A lesson from a three-year-old

On Sunday, Kev and I had the pleasure of eating with friends Matt, Alissa and their two little ones. We coerced good behavior out of the kids by promising them they'd get to see the doggy after dinner.

We enjoyed a leisurely meal of pizza on the floor, forks on the floor, juice all over the place and some noodles in actual bellies instead of laps. It was very entertaining.

After cleaning up and hosing down the kids, we packed everybody up and headed to the PH to pick up the dog. She was ecstatic to be joining us, which still feels like an understatement, even with italics.

With the kids in the double stroller and Maddie strapped in her harness, we enjoyed a fantastic walk at the parkway.
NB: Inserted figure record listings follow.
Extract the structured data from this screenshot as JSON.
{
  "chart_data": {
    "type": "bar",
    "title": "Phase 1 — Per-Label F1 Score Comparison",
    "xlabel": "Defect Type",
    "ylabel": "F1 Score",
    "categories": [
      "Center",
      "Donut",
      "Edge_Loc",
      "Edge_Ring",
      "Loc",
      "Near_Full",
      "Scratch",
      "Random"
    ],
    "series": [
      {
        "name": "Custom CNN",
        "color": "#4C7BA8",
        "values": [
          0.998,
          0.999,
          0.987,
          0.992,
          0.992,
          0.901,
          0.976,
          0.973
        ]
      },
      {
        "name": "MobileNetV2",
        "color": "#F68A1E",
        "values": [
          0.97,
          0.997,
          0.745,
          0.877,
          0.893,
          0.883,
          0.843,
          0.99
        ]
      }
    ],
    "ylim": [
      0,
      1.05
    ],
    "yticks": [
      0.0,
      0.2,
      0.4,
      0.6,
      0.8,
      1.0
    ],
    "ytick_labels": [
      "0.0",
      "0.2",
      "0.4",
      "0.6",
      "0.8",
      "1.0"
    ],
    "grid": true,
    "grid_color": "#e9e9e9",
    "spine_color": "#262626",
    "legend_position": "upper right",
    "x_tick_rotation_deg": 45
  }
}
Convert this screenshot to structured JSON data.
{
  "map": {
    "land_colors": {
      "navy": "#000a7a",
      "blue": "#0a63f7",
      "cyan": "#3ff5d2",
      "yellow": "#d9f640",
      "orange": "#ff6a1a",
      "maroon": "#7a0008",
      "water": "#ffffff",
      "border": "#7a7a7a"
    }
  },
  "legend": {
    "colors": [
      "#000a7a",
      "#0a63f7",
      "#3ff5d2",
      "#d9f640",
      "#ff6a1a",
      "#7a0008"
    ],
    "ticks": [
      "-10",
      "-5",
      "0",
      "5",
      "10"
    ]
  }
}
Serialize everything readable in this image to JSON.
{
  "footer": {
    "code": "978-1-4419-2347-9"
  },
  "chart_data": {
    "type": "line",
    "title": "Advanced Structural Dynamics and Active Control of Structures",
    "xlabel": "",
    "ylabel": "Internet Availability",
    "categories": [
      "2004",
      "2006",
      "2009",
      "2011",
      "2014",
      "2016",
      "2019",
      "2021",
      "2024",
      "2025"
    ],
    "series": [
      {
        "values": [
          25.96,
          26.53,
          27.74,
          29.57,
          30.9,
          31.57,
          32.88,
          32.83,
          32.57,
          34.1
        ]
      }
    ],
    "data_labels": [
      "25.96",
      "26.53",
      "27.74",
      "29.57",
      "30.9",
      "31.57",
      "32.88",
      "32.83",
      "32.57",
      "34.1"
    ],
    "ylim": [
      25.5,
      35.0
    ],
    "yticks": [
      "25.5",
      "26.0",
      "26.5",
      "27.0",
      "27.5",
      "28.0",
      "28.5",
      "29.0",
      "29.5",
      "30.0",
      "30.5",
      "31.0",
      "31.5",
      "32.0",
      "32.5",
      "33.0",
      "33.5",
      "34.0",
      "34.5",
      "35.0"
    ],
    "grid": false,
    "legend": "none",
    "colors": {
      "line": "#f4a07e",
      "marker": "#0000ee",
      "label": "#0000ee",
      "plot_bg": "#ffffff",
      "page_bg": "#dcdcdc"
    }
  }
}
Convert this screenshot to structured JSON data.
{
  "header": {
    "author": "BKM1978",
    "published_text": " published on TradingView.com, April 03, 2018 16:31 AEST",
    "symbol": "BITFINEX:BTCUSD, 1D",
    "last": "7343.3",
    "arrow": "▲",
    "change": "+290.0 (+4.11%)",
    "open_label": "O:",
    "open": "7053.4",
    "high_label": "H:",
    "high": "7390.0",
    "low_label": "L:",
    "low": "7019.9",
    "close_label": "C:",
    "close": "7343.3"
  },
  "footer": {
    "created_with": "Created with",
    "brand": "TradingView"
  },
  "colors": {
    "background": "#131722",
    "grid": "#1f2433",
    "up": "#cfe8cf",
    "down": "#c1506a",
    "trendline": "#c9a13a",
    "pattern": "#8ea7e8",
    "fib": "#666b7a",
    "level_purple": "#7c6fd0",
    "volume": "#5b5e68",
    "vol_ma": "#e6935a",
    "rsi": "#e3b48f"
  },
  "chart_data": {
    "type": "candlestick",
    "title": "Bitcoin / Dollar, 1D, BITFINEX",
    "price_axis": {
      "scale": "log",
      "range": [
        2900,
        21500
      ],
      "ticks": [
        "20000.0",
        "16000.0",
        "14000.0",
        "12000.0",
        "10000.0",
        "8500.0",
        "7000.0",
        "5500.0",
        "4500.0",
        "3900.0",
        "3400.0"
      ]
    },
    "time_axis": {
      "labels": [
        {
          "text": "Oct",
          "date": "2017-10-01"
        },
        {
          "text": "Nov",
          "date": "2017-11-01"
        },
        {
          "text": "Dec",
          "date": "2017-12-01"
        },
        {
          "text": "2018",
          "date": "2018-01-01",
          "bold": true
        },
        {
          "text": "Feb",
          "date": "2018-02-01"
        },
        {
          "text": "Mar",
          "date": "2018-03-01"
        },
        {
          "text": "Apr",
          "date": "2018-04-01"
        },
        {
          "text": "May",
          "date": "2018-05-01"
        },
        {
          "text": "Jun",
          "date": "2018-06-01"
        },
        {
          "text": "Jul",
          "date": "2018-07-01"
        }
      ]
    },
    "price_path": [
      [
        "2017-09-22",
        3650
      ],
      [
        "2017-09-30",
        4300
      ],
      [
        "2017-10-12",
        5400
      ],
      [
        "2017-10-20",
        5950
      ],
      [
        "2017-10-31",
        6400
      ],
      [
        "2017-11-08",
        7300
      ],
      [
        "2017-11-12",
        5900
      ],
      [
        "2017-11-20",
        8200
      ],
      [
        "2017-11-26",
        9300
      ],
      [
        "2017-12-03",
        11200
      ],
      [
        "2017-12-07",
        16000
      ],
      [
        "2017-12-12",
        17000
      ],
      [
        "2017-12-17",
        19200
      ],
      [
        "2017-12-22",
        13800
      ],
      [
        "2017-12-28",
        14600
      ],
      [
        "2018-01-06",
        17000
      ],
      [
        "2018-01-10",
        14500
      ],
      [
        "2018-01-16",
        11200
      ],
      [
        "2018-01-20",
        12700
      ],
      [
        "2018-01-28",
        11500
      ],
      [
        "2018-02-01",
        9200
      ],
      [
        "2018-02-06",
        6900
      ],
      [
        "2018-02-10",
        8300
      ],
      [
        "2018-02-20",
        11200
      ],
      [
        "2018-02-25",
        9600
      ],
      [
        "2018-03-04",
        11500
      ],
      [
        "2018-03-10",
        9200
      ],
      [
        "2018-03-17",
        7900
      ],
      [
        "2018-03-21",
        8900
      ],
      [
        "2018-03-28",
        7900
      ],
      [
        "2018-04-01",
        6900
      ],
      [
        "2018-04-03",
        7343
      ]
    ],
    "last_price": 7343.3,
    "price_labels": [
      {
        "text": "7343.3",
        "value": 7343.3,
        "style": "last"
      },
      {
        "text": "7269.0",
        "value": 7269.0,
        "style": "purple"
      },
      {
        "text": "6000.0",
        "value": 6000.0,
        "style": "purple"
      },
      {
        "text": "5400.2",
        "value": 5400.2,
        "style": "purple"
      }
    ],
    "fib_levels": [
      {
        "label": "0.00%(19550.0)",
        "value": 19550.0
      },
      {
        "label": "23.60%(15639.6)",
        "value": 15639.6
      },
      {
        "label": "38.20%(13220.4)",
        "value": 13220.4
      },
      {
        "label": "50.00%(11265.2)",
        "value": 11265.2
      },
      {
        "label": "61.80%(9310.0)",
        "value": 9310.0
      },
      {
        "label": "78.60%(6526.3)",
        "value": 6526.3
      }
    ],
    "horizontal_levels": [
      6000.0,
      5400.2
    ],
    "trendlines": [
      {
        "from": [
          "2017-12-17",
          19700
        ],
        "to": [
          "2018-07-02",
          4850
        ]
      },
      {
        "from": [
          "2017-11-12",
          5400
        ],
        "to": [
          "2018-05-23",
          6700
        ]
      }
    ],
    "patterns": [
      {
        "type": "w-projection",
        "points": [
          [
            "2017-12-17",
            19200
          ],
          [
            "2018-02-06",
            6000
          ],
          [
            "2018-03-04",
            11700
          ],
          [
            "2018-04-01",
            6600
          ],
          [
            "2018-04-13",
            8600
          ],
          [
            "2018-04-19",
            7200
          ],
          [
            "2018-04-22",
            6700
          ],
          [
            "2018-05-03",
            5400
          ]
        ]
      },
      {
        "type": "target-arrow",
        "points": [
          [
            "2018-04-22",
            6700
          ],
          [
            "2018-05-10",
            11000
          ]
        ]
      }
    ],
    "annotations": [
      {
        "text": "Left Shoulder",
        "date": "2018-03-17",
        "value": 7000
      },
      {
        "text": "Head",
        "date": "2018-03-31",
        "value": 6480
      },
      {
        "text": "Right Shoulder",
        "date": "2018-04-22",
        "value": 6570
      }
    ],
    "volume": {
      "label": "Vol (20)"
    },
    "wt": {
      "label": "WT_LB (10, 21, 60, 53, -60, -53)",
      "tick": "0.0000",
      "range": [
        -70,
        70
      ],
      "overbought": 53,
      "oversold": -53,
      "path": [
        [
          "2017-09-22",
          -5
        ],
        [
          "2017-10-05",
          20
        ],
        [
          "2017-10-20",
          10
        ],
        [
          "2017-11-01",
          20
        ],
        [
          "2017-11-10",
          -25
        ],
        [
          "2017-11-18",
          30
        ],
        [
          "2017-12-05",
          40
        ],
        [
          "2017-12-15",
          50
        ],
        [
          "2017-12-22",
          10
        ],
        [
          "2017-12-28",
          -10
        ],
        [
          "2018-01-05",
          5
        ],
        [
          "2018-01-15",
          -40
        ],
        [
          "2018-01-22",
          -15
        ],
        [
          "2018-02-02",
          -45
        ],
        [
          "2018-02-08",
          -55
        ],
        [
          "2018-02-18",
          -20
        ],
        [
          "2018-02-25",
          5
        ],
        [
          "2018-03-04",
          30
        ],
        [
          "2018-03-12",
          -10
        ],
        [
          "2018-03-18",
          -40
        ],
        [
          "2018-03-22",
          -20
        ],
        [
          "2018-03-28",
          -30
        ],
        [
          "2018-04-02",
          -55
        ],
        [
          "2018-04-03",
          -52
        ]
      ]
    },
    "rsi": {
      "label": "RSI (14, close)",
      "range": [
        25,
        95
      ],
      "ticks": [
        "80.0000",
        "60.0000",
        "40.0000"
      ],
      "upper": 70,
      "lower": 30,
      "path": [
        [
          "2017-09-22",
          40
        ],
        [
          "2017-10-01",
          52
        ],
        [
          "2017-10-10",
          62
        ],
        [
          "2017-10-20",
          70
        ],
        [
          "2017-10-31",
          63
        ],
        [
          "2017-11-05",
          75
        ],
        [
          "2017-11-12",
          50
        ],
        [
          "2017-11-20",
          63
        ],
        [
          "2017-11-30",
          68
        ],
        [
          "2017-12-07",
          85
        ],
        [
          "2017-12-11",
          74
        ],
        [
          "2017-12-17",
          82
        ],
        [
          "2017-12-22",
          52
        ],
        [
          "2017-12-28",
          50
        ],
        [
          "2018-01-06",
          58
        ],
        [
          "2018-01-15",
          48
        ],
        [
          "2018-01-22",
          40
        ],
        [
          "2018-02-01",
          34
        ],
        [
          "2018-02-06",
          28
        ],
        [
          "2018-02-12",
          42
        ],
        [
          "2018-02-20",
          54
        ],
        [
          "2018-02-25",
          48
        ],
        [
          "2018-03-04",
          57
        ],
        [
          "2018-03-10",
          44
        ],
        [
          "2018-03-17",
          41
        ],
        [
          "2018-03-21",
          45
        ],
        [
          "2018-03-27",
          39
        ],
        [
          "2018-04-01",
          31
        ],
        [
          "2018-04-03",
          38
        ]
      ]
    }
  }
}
The sun was getting low behind the trees so we walked without being blinded. The bugs hadn't come out yet so we walked without being eaten. We also walked with minimal crying from dog and children.

In the big clearing by the playground, we decided to torture the oldest of the kids and make him sit still while we chatted with other friends also walking the parkway. He could see those slides taunting him across the field and just couldn't handle it. After a few unsuccessful minutes of trying to interest him in the dog again, he and I walked hand-in-hand across the slightly soggy field and headed to the slides.

As we got closer, we broke into a run and he just laughed as we raced to the playground. When we arrived, he headed straight for the stairs and then stood uncertainly at the top of the slide. He got distracted by the bigger kids until I reminded him to actually use the slide instead of just staring at it. He laid flat as a board and slid so fast down the first slide that he landed in a pile of dirt at the bottom. Regardless of the rough landing, he got up and ran back to the stairs to go again.

It's what we all should do, really. Stop to appreciate what's going on around us. Listen to inspiration that's trying to keep us on track. Then we should just throw ourselves into our endeavors, whatever they may be. And even if we fall flat the first time (or two), we should just get up and try again.


  1. What insight you have from being around Beckett. That is awesome. I wish I could see more of that while I watch him play.

  2. this is a great post. little kids are so wise beyond their years, and they don't even know it!

  3. I love this post! Great insight.